Sunday, June 24, 2012
Once More, With Feeling: Reviewing Joe Johnson's Season
The second season of Joe Johnson's second, more ridiculous contract with the Atlanta Hawks demonstrated some practical understanding of his strengths and limitations. Up to a point, it was as good a season as could reasonably expected from Johnson at this stage of his career. That point was the playoffs.
During the regular season, Johnson, presumably recognizing his increasing inability to create high-percentage shots for himself or for teammates, demonstrated a greater willingness to finish rather than start possessions and he finished possessions from behind the three-point line more often (per minute and as a percentage of his field goal attempts) than in any previous season in Atlanta. The result of his slightly smaller role in the offense: significantly more efficient scoring at the cost of some assists. A fair trade.
With Mike Bibby and Jamal Crawford replaced in the rotation by Jeff Teague and Kirk Hinrich, Johnson was no longer burdened with futile defensive assignments.
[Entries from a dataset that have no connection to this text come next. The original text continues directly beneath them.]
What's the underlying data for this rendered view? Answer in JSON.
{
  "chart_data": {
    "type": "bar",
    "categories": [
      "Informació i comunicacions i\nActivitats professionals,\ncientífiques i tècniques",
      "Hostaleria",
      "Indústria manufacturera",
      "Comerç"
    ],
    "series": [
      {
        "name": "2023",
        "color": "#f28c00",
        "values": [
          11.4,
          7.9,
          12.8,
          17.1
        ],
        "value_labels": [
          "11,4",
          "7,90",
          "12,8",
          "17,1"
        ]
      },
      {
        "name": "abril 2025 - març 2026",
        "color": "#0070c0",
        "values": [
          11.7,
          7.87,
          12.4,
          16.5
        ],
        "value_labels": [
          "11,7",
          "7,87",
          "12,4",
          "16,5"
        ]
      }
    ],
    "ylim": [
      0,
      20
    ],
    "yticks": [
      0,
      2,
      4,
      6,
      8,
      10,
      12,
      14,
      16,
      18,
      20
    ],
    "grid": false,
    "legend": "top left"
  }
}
Johnson took on a role more suited to his lack of athleticism and general defensive passivity. He stopped fouling almost completely (committing a little more than one personal foul every 36 minutes and committing more than three personal fouls in a game on three occasions, one of them being the triple overtime loss to Miami) and let his already poor defensive rebounding rate shrink to 9.2%. Neither of these prevented the Hawks from improving significantly defensively, suggesting that reducing Johnson's defensive role was a net positive. He even had a (relative) shot blocking explosion, rejecting 13 shots in 2127 minutes after blocking just 12 shots in more than 5400 minutes during the previous two seasons combined.
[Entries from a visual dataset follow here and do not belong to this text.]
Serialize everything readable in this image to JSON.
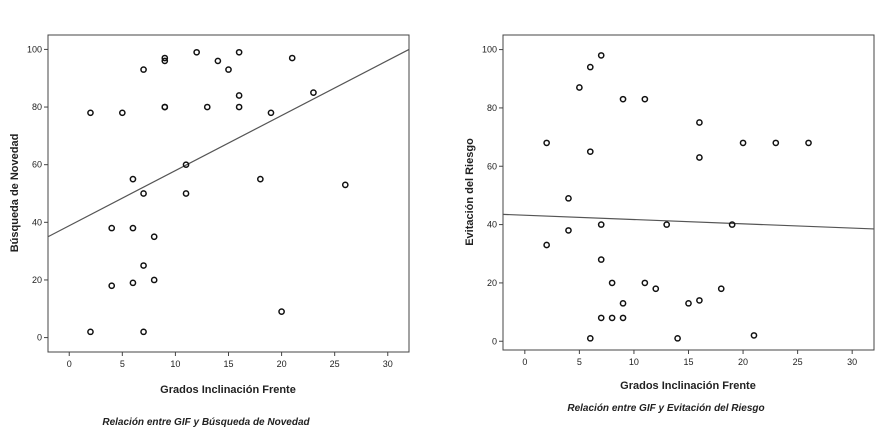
{
  "chart_data": [
    {
      "type": "scatter",
      "title": "",
      "caption": "Relación entre GIF y Búsqueda de Novedad",
      "xlabel": "Grados Inclinación Frente",
      "ylabel": "Búsqueda de Novedad",
      "xlim": [
        -2,
        32
      ],
      "ylim": [
        -5,
        105
      ],
      "xticks": [
        0,
        5,
        10,
        15,
        20,
        25,
        30
      ],
      "yticks": [
        0,
        20,
        40,
        60,
        80,
        100
      ],
      "grid": false,
      "fit_line": {
        "x": [
          -2,
          32
        ],
        "y": [
          35,
          100
        ]
      },
      "series": [
        {
          "x": [
            2,
            2,
            4,
            4,
            5,
            6,
            6,
            6,
            7,
            7,
            7,
            7,
            8,
            8,
            9,
            9,
            9,
            9,
            11,
            11,
            12,
            13,
            14,
            15,
            16,
            16,
            16,
            18,
            19,
            20,
            21,
            23,
            26
          ],
          "y": [
            78,
            2,
            38,
            18,
            78,
            55,
            38,
            19,
            93,
            50,
            25,
            2,
            35,
            20,
            97,
            96,
            80,
            80,
            60,
            50,
            99,
            80,
            96,
            93,
            99,
            84,
            80,
            55,
            78,
            9,
            97,
            85,
            53
          ]
        }
      ]
    },
    {
      "type": "scatter",
      "title": "",
      "caption": "Relación entre GIF y Evitación del Riesgo",
      "xlabel": "Grados Inclinación Frente",
      "ylabel": "Evitación del Riesgo",
      "xlim": [
        -2,
        32
      ],
      "ylim": [
        -3,
        105
      ],
      "xticks": [
        0,
        5,
        10,
        15,
        20,
        25,
        30
      ],
      "yticks": [
        0,
        20,
        40,
        60,
        80,
        100
      ],
      "grid": false,
      "fit_line": {
        "x": [
          -2,
          32
        ],
        "y": [
          43.5,
          38.5
        ]
      },
      "series": [
        {
          "x": [
            2,
            2,
            4,
            4,
            5,
            6,
            6,
            6,
            7,
            7,
            7,
            7,
            8,
            8,
            9,
            9,
            9,
            11,
            11,
            12,
            13,
            14,
            15,
            16,
            16,
            16,
            18,
            19,
            20,
            21,
            23,
            26
          ],
          "y": [
            68,
            33,
            49,
            38,
            87,
            94,
            65,
            1,
            98,
            40,
            28,
            8,
            20,
            8,
            83,
            13,
            8,
            83,
            20,
            18,
            40,
            1,
            13,
            75,
            63,
            14,
            18,
            40,
            68,
            2,
            68,
            68
          ]
        }
      ]
    }
  ]
}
Despite the positive results, all this sensibility regarding Joe Johnson disappeared in the playoffs. Injuries didn't help matters but, even at less than 100%, Josh Smith and Al Horford clearly looked superior, outplaying the overextended Johnson in the playoffs. That's old news. In a new development, Jeff Teague joined them in outshining Johnson.
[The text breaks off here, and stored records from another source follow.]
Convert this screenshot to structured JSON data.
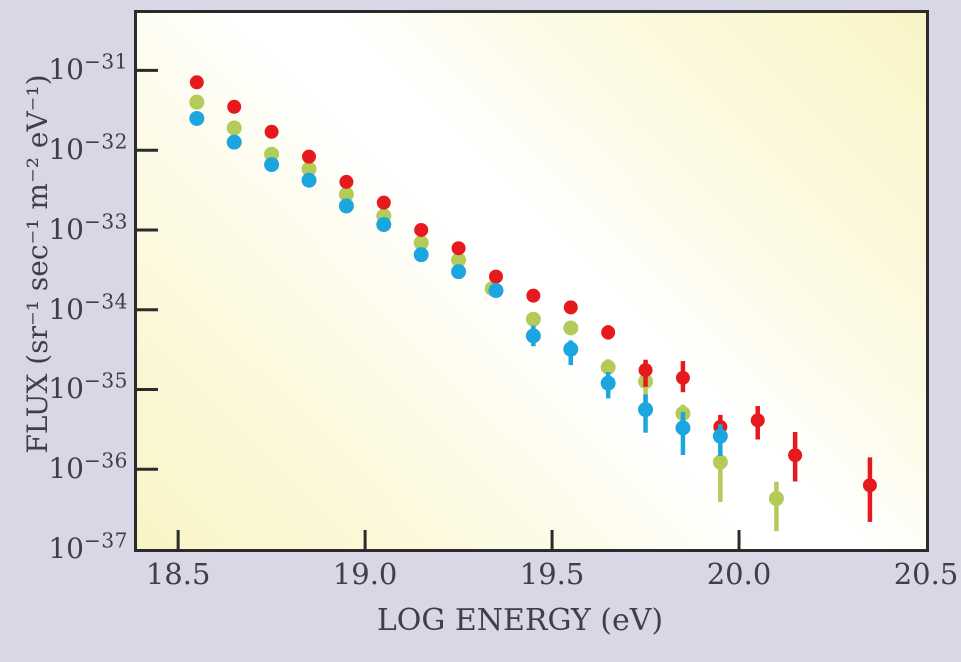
{
  "figure": {
    "page_background": "#d9d7e5",
    "plot_corner_color": "#f9f4c6",
    "plot_band_color": "#ffffff",
    "frame_color": "#2b2b2b",
    "text_color": "#3f3e49"
  },
  "chart_data": {
    "type": "scatter",
    "title": "",
    "xlabel": "LOG ENERGY (eV)",
    "ylabel": "FLUX (sr⁻¹ sec⁻¹ m⁻² eV⁻¹)",
    "x_scale": "linear",
    "y_scale": "log10",
    "grid": false,
    "legend": "none",
    "xlim": [
      18.39,
      20.5
    ],
    "ylim_log10": [
      -37,
      -30.28
    ],
    "x_ticks": [
      {
        "value": 18.5,
        "label": "18.5",
        "tick": true
      },
      {
        "value": 19.0,
        "label": "19.0",
        "tick": true
      },
      {
        "value": 19.5,
        "label": "19.5",
        "tick": true
      },
      {
        "value": 20.0,
        "label": "20.0",
        "tick": true
      },
      {
        "value": 20.5,
        "label": "20.5",
        "tick": false
      }
    ],
    "y_tick_base": "10",
    "y_ticks": [
      {
        "value": -31,
        "exp": "−31",
        "label": "10⁻³¹",
        "tick": true
      },
      {
        "value": -32,
        "exp": "−32",
        "label": "10⁻³²",
        "tick": true
      },
      {
        "value": -33,
        "exp": "−33",
        "label": "10⁻³³",
        "tick": true
      },
      {
        "value": -34,
        "exp": "−34",
        "label": "10⁻³⁴",
        "tick": true
      },
      {
        "value": -35,
        "exp": "−35",
        "label": "10⁻³⁵",
        "tick": true
      },
      {
        "value": -36,
        "exp": "−36",
        "label": "10⁻³⁶",
        "tick": true
      },
      {
        "value": -37,
        "exp": "−37",
        "label": "10⁻³⁷",
        "tick": false
      }
    ],
    "point_columns": [
      "log_energy_eV",
      "flux_sr-1_sec-1_m-2_eV-1",
      "err_up_dex",
      "err_down_dex"
    ],
    "series": [
      {
        "name": "green-series",
        "color": "#b3cb59",
        "marker_radius": 7.5,
        "error_bar_width": 4.5,
        "points": [
          [
            18.55,
            4e-32,
            0.03,
            0.03
          ],
          [
            18.65,
            1.9e-32,
            0.03,
            0.03
          ],
          [
            18.75,
            8.9e-33,
            0.03,
            0.03
          ],
          [
            18.85,
            5.8e-33,
            0.03,
            0.03
          ],
          [
            18.95,
            2.8e-33,
            0.03,
            0.03
          ],
          [
            19.05,
            1.5e-33,
            0.04,
            0.04
          ],
          [
            19.15,
            6.9e-34,
            0.04,
            0.04
          ],
          [
            19.25,
            4.2e-34,
            0.05,
            0.05
          ],
          [
            19.34,
            1.84e-34,
            0.05,
            0.05
          ],
          [
            19.45,
            7.6e-35,
            0.07,
            0.07
          ],
          [
            19.55,
            5.9e-35,
            0.08,
            0.08
          ],
          [
            19.65,
            1.9e-35,
            0.1,
            0.12
          ],
          [
            19.75,
            1.26e-35,
            0.12,
            0.3
          ],
          [
            19.85,
            5e-36,
            0.11,
            0.17
          ],
          [
            19.95,
            1.23e-36,
            0.15,
            0.5
          ],
          [
            20.1,
            4.3e-37,
            0.21,
            0.41
          ]
        ]
      },
      {
        "name": "red-series",
        "color": "#e6191f",
        "marker_radius": 7,
        "error_bar_width": 4.5,
        "points": [
          [
            18.55,
            7.1e-32,
            0.03,
            0.03
          ],
          [
            18.65,
            3.5e-32,
            0.03,
            0.03
          ],
          [
            18.75,
            1.7e-32,
            0.03,
            0.03
          ],
          [
            18.85,
            8.3e-33,
            0.03,
            0.03
          ],
          [
            18.95,
            4e-33,
            0.03,
            0.03
          ],
          [
            19.05,
            2.2e-33,
            0.04,
            0.04
          ],
          [
            19.15,
            1e-33,
            0.04,
            0.04
          ],
          [
            19.25,
            5.9e-34,
            0.05,
            0.05
          ],
          [
            19.35,
            2.6e-34,
            0.05,
            0.05
          ],
          [
            19.45,
            1.5e-34,
            0.06,
            0.06
          ],
          [
            19.55,
            1.07e-34,
            0.07,
            0.07
          ],
          [
            19.65,
            5.2e-35,
            0.09,
            0.09
          ],
          [
            19.75,
            1.75e-35,
            0.13,
            0.21
          ],
          [
            19.85,
            1.4e-35,
            0.21,
            0.18
          ],
          [
            19.95,
            3.4e-36,
            0.15,
            0.15
          ],
          [
            20.05,
            4.1e-36,
            0.18,
            0.24
          ],
          [
            20.15,
            1.5e-36,
            0.29,
            0.33
          ],
          [
            20.35,
            6.3e-37,
            0.35,
            0.46
          ]
        ]
      },
      {
        "name": "blue-series",
        "color": "#1ca6e0",
        "marker_radius": 7.5,
        "error_bar_width": 4.5,
        "points": [
          [
            18.55,
            2.5e-32,
            0.03,
            0.03
          ],
          [
            18.65,
            1.26e-32,
            0.03,
            0.03
          ],
          [
            18.75,
            6.6e-33,
            0.03,
            0.03
          ],
          [
            18.85,
            4.2e-33,
            0.03,
            0.03
          ],
          [
            18.95,
            2e-33,
            0.03,
            0.03
          ],
          [
            19.05,
            1.17e-33,
            0.04,
            0.04
          ],
          [
            19.15,
            4.9e-34,
            0.04,
            0.04
          ],
          [
            19.25,
            3e-34,
            0.05,
            0.05
          ],
          [
            19.35,
            1.74e-34,
            0.05,
            0.05
          ],
          [
            19.45,
            4.7e-35,
            0.13,
            0.13
          ],
          [
            19.55,
            3.2e-35,
            0.11,
            0.2
          ],
          [
            19.65,
            1.2e-35,
            0.14,
            0.19
          ],
          [
            19.75,
            5.6e-36,
            0.19,
            0.29
          ],
          [
            19.85,
            3.3e-36,
            0.2,
            0.34
          ],
          [
            19.95,
            2.6e-36,
            0.15,
            0.25
          ]
        ]
      }
    ]
  }
}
Johnson repeatedly failed to create good shots for himself or his teammates while struggling to chase Paul Pierce around screens for much of the series. Yet it was Johnson, dribbling nowhere good against a set defense to which the Hawks turned again and again until elimination. It was the worst of Johnson's five mediocre-to-poor playoff performances as a Hawk.
The series also re-raised the question of whether the limitations Johnson's contract has put on the team from a player personnel standpoint will continue to carryover onto the court. There are now three younger teammates (Smith, Horford, and Teague) capable of making Johnson a more effective player the more they are on the court, the more they have the ball in their hands. The Hawks are overpaying Joe Johnson to be an above average player. The overpayments* will continue after Johnson has ceased to be an above average player. The team must get maximum value out of him while there remains value to be had.
*Since Rashard Lewis was traded again this week, a word regarding untradeable contracts: untradeable contracts become tradeable once another team is in possessions of a contract (or contracts) as large, but longer than the one you want to get out from under. Joe Johnson's contract has four years to run and more than $89 million due. Also, unlike Lewis, Johnson's contract is fully guaranteed.